Leitsatz (amtlich)

1. Die konventionsrechtliche Problematik des rückwirkenden Wegfalls der zehnjährigen Höchstfrist für die Sicherungsverwahrung (EGMR Urteil vom 17. Dezember 2009, 19359/04) erfasst auch diejenigen "Altfälle", bei denen die Sicherungsverwahrung aufgrund einer Überweisungsentscheidung gemäß § 67a Abs. 2 Satz 1 StGB in einem psychiatrischen Krankenhaus vollzogen wird.

2. Zur unmittelbaren "Umsetzbarkeit" der Entscheidung des EGMR vom 17. Dezember 2009 (19359/04) beim gegenwärtigen Stand der Gesetzgebung.

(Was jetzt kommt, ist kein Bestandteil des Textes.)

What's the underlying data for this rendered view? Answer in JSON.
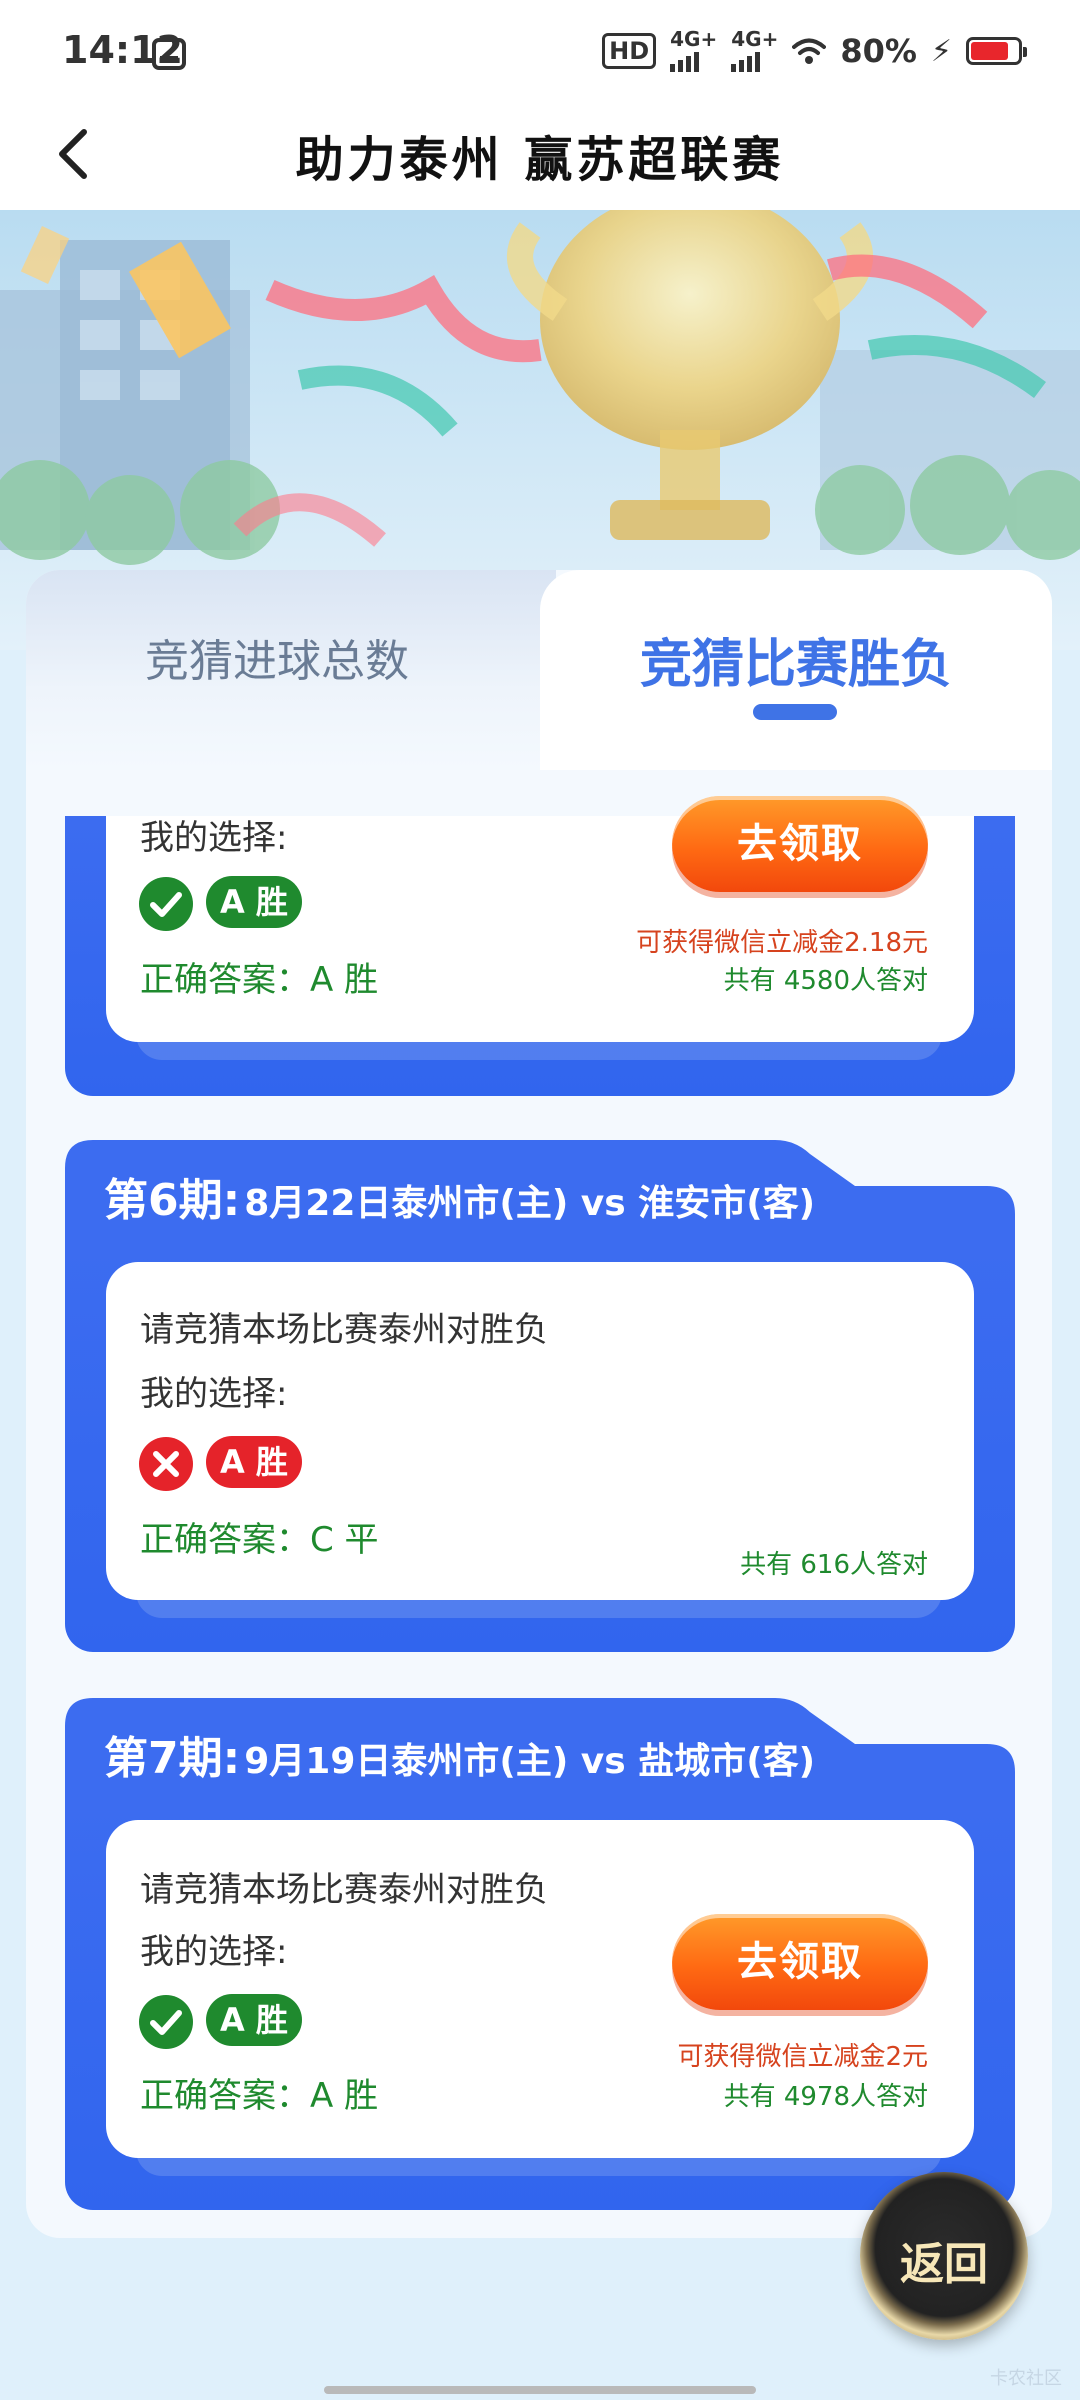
{
  "status_bar": {
    "time": "14:12",
    "hd": "HD",
    "signal1": "4G+",
    "signal2": "4G+",
    "battery": "80%"
  },
  "header": {
    "title": "助力泰州  赢苏超联赛"
  },
  "tabs": [
    {
      "label": "竞猜进球总数",
      "active": false
    },
    {
      "label": "竞猜比赛胜负",
      "active": true
    }
  ],
  "cards": [
    {
      "choice_label": "我的选择:",
      "choice": "A 胜",
      "correct": true,
      "answer": "正确答案：A 胜",
      "button": "去领取",
      "reward": "可获得微信立减金2.18元",
      "count": "共有 4580人答对"
    },
    {
      "period": "第6期:",
      "match": "8月22日泰州市(主) vs 淮安市(客)",
      "question": "请竞猜本场比赛泰州对胜负",
      "choice_label": "我的选择:",
      "choice": "A 胜",
      "correct": false,
      "answer": "正确答案：C 平",
      "count": "共有 616人答对"
    },
    {
      "period": "第7期:",
      "match": "9月19日泰州市(主) vs 盐城市(客)",
      "question": "请竞猜本场比赛泰州对胜负",
      "choice_label": "我的选择:",
      "choice": "A 胜",
      "correct": true,
      "answer": "正确答案：A 胜",
      "button": "去领取",
      "reward": "可获得微信立减金2元",
      "count": "共有 4978人答对"
    }
  ],
  "return_button": "返回",
  "watermark": "卡农社区",
  "colors": {
    "primary_blue": "#3f73e6",
    "card_blue": "#3165ee",
    "success_green": "#1f8a2e",
    "error_red": "#e5232a",
    "button_orange": "#ff6a13",
    "reward_red": "#d6431e"
  }
}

3. Nach zehnjährigem Vollzug der Sicherungsverwahrung ist zwecks Vorbereitung der Entscheidung gemäß § 67d Abs. 3 StGB und jeder daran anschließenden Nachfolgeentscheidung gemäß § 67d Abs. 2 StGB die Einholung eines Sachverständigengutachtens zu der Frage erforderlich, ob von dem Untergebrachten nach wie vor die hangbedingte Gefahr einer Begehung erheblicher Straftaten ausgeht, durch welche die Opfer seelisch oder körperlich schwer geschädigt werden.‹

 

Verfahrensgang

LG Düsseldorf (Beschluss vom 17.08.2010; Aktenzeichen 052 StVK 40/10)

 

Tenor

Auf die sofortige Beschwerde des Verurteilten wird der Beschluss der

2. großen Strafvollstreckungskammer des Landgerichts Düsseldorf vom

17. August 2010 (052 StVK 40/10) aufgehoben.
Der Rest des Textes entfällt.